When it comes to mortgages, the picture is rosier for borrowers in Malta, who now benefit from the lowest home loan rates in Europe. A welcome respite, since Maltese home buyers have been subject to rates markedly higher than elsewhere in the currency area since at least 2015.
A recent report found that an increase in the mortgage rate of just 1.2 per cent would price median income households of the market – so local banks arguably have little leeway in this matter.
The low pass-through rate is largely due to local banks’ high level of customer deposits, which shield the local market from the steep interest rate increases seen across Europe.
Speaking to BusinessNow.mt, Professor Scicluna notes that “it is up to each bank, depending on the resulting market conditions, its liquidity situation, and competitiveness to decide whether it would want to change its deposit and lending rates,” adding that “neither the CBM nor the ECB will interfere in this decision”.

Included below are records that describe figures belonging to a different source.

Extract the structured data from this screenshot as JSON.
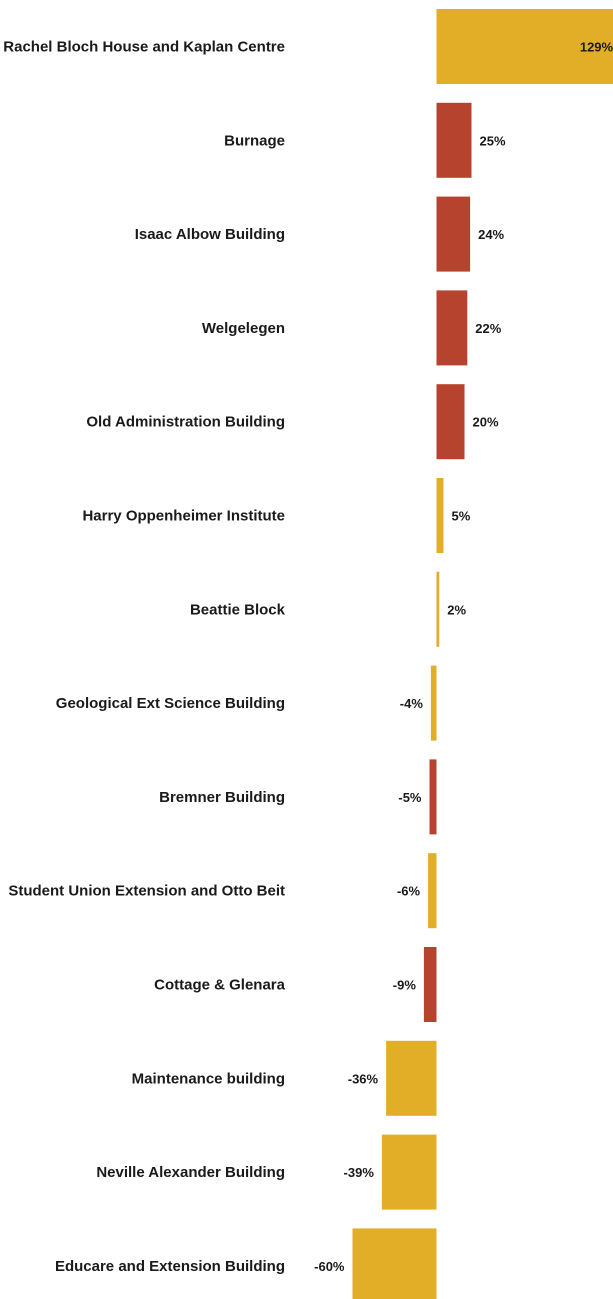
{
  "colors": {
    "gold": "#e3ae27",
    "red": "#b5432d",
    "label_text": "#1a1a1a",
    "background": "#ffffff"
  },
  "chart_data": {
    "type": "bar",
    "orientation": "horizontal",
    "title": "",
    "xlabel": "",
    "ylabel": "",
    "grid": false,
    "legend": "none",
    "xlim": [
      -60,
      129
    ],
    "categories": [
      "Rachel Bloch House and Kaplan Centre",
      "Burnage",
      "Isaac Albow Building",
      "Welgelegen",
      "Old Administration Building",
      "Harry Oppenheimer Institute",
      "Beattie Block",
      "Geological Ext Science Building",
      "Bremner Building",
      "Student Union Extension and Otto Beit",
      "Cottage & Glenara",
      "Maintenance building",
      "Neville Alexander Building",
      "Educare and Extension Building"
    ],
    "values": [
      129,
      25,
      24,
      22,
      20,
      5,
      2,
      -4,
      -5,
      -6,
      -9,
      -36,
      -39,
      -60
    ],
    "value_labels": [
      "129%",
      "25%",
      "24%",
      "22%",
      "20%",
      "5%",
      "2%",
      "-4%",
      "-5%",
      "-6%",
      "-9%",
      "-36%",
      "-39%",
      "-60%"
    ],
    "bar_colors": [
      "gold",
      "red",
      "red",
      "red",
      "red",
      "gold",
      "gold",
      "gold",
      "red",
      "gold",
      "red",
      "gold",
      "gold",
      "gold"
    ]
  }
}
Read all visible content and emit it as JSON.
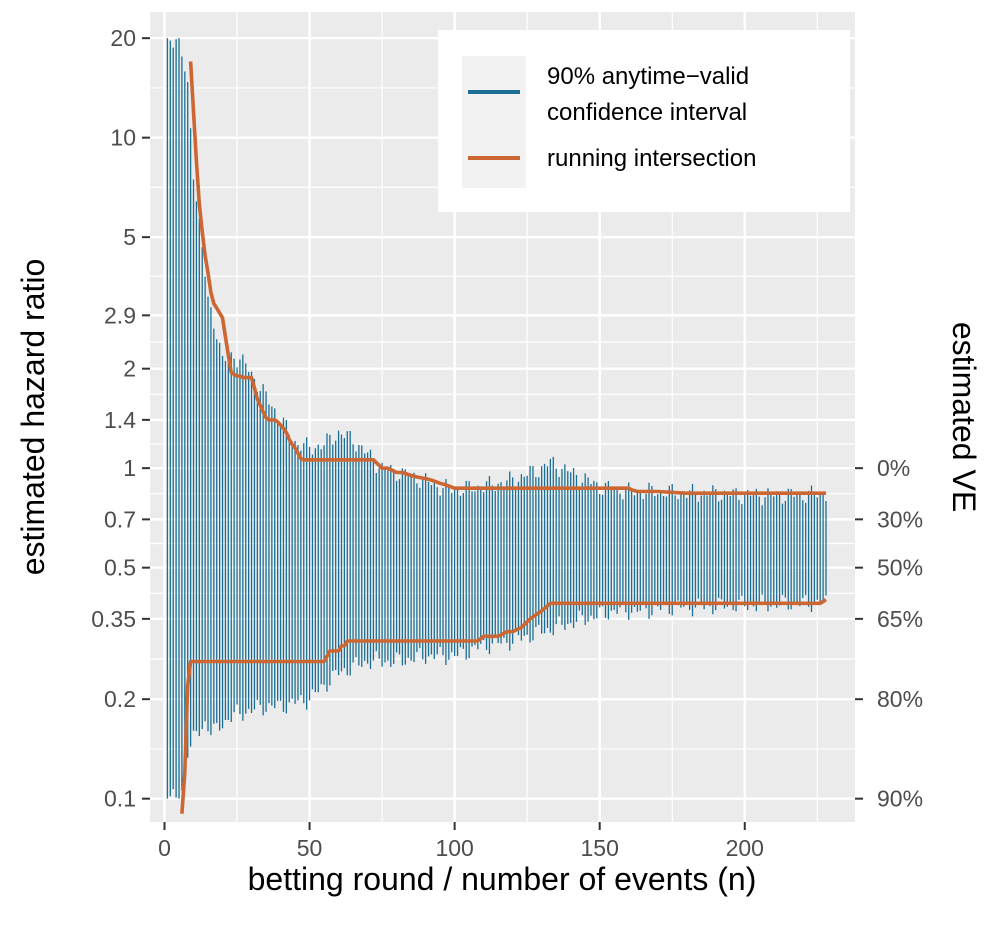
{
  "chart_data": {
    "type": "line",
    "x_axis": {
      "label": "betting round / number of events (n)",
      "range": [
        -5,
        238
      ],
      "ticks": [
        0,
        50,
        100,
        150,
        200
      ],
      "tick_labels": [
        "0",
        "50",
        "100",
        "150",
        "200"
      ]
    },
    "y_axis": {
      "label": "estimated hazard ratio",
      "scale": "log",
      "range": [
        0.085,
        24
      ],
      "ticks": [
        0.1,
        0.2,
        0.35,
        0.5,
        0.7,
        1,
        1.4,
        2,
        2.9,
        5,
        10,
        20
      ],
      "tick_labels": [
        "0.1",
        "0.2",
        "0.35",
        "0.5",
        "0.7",
        "1",
        "1.4",
        "2",
        "2.9",
        "5",
        "10",
        "20"
      ]
    },
    "y2_axis": {
      "label": "estimated VE",
      "ticks": [
        1,
        0.7,
        0.5,
        0.35,
        0.2,
        0.1
      ],
      "tick_labels": [
        "0%",
        "30%",
        "50%",
        "65%",
        "80%",
        "90%"
      ]
    },
    "grid": true,
    "legend": {
      "position": "top-right",
      "entries": [
        {
          "label_line1": "90% anytime−valid",
          "label_line2": "confidence interval",
          "color": "#1b6f96"
        },
        {
          "label": "running intersection",
          "color": "#cc6633"
        }
      ]
    },
    "series": [
      {
        "name": "90% anytime-valid confidence interval",
        "kind": "interval_bars",
        "color": "#1b6f96",
        "x_range": [
          1,
          228
        ],
        "clip": [
          0.1,
          20
        ],
        "upper_profile": {
          "x": [
            1,
            4,
            5,
            8,
            10,
            12,
            15,
            18,
            20,
            24,
            28,
            33,
            38,
            45,
            50,
            55,
            60,
            65,
            70,
            75,
            85,
            95,
            100,
            110,
            120,
            130,
            133,
            140,
            150,
            160,
            170,
            180,
            190,
            200,
            210,
            220,
            228
          ],
          "y": [
            20,
            20,
            20,
            14,
            8,
            5.5,
            3.2,
            2.6,
            2.1,
            2.2,
            2.05,
            1.75,
            1.5,
            1.2,
            1.15,
            1.18,
            1.28,
            1.22,
            1.1,
            1.0,
            0.95,
            0.88,
            0.86,
            0.88,
            0.92,
            1.0,
            1.04,
            0.97,
            0.88,
            0.85,
            0.85,
            0.84,
            0.84,
            0.83,
            0.83,
            0.83,
            0.84
          ]
        },
        "lower_profile": {
          "x": [
            1,
            4,
            5,
            7,
            8,
            10,
            12,
            14,
            16,
            18,
            20,
            25,
            30,
            35,
            40,
            45,
            50,
            55,
            60,
            65,
            70,
            80,
            90,
            100,
            110,
            120,
            130,
            135,
            140,
            150,
            155,
            165,
            175,
            185,
            195,
            205,
            215,
            228
          ],
          "y": [
            0.1,
            0.1,
            0.1,
            0.11,
            0.14,
            0.15,
            0.16,
            0.17,
            0.16,
            0.16,
            0.17,
            0.18,
            0.185,
            0.19,
            0.19,
            0.195,
            0.2,
            0.22,
            0.24,
            0.25,
            0.26,
            0.26,
            0.27,
            0.27,
            0.29,
            0.3,
            0.32,
            0.33,
            0.34,
            0.36,
            0.37,
            0.37,
            0.38,
            0.38,
            0.385,
            0.385,
            0.39,
            0.39
          ]
        }
      },
      {
        "name": "running intersection",
        "kind": "line",
        "color": "#cc6633",
        "upper": {
          "x": [
            9,
            10,
            11,
            12,
            13,
            14,
            15,
            16,
            17,
            18,
            19,
            20,
            21,
            22,
            23,
            24,
            25,
            26,
            27,
            28,
            29,
            30,
            31,
            32,
            33,
            34,
            35,
            36,
            37,
            38,
            39,
            40,
            41,
            42,
            43,
            44,
            45,
            46,
            47,
            48,
            49,
            50,
            55,
            60,
            65,
            70,
            72,
            75,
            77,
            80,
            82,
            85,
            87,
            90,
            92,
            95,
            97,
            100,
            110,
            120,
            130,
            140,
            150,
            160,
            161,
            163,
            165,
            170,
            180,
            190,
            200,
            210,
            220,
            228
          ],
          "y": [
            17,
            12,
            8.5,
            6.3,
            5.2,
            4.4,
            3.9,
            3.4,
            3.15,
            3.05,
            2.95,
            2.85,
            2.5,
            2.2,
            1.95,
            1.92,
            1.9,
            1.9,
            1.88,
            1.88,
            1.88,
            1.88,
            1.75,
            1.62,
            1.55,
            1.48,
            1.42,
            1.4,
            1.4,
            1.4,
            1.38,
            1.35,
            1.32,
            1.28,
            1.22,
            1.18,
            1.15,
            1.11,
            1.07,
            1.06,
            1.06,
            1.06,
            1.06,
            1.06,
            1.06,
            1.06,
            1.06,
            1.0,
            1.0,
            0.97,
            0.97,
            0.95,
            0.94,
            0.93,
            0.92,
            0.9,
            0.89,
            0.87,
            0.87,
            0.87,
            0.87,
            0.87,
            0.87,
            0.87,
            0.86,
            0.85,
            0.85,
            0.85,
            0.84,
            0.84,
            0.84,
            0.84,
            0.84,
            0.84
          ]
        },
        "lower": {
          "x": [
            6,
            7,
            8,
            9,
            12,
            20,
            30,
            40,
            50,
            55,
            56,
            57,
            58,
            60,
            61,
            62,
            63,
            64,
            65,
            70,
            80,
            90,
            100,
            108,
            110,
            112,
            115,
            118,
            120,
            123,
            126,
            130,
            133,
            135,
            140,
            150,
            160,
            170,
            180,
            190,
            200,
            210,
            220,
            226,
            228
          ],
          "y": [
            0.09,
            0.12,
            0.22,
            0.26,
            0.26,
            0.26,
            0.26,
            0.26,
            0.26,
            0.26,
            0.27,
            0.28,
            0.28,
            0.28,
            0.29,
            0.29,
            0.3,
            0.3,
            0.3,
            0.3,
            0.3,
            0.3,
            0.3,
            0.3,
            0.31,
            0.31,
            0.31,
            0.32,
            0.32,
            0.33,
            0.35,
            0.37,
            0.39,
            0.39,
            0.39,
            0.39,
            0.39,
            0.39,
            0.39,
            0.39,
            0.39,
            0.39,
            0.39,
            0.39,
            0.4
          ]
        }
      }
    ]
  }
}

Since the rate hikes are the primary mechanism by which the ECB is fighting inflation, Malta’s low pass-through rate effectively mutes this mechanism’s effectiveness on the local economy.
Inflation in Malta has instead largely been kept in check through fiscal policy, not monetary policy, thanks to the Government’s subsidisation of energy and fuel to the tune of €600 million a year – about 10 per cent of its total budget.
However, Professor Scicluna warns that “the fiscal expansionary measure will lead to further fuelling of inflation unless the resulting deficit is not reigned in.”
Similarly, the European Commission has also encouraged Malta to wind down this subsidy, although the Government has so far given no indication of any intention to do so, opting to balance the books by toughening its stance on tax evasion.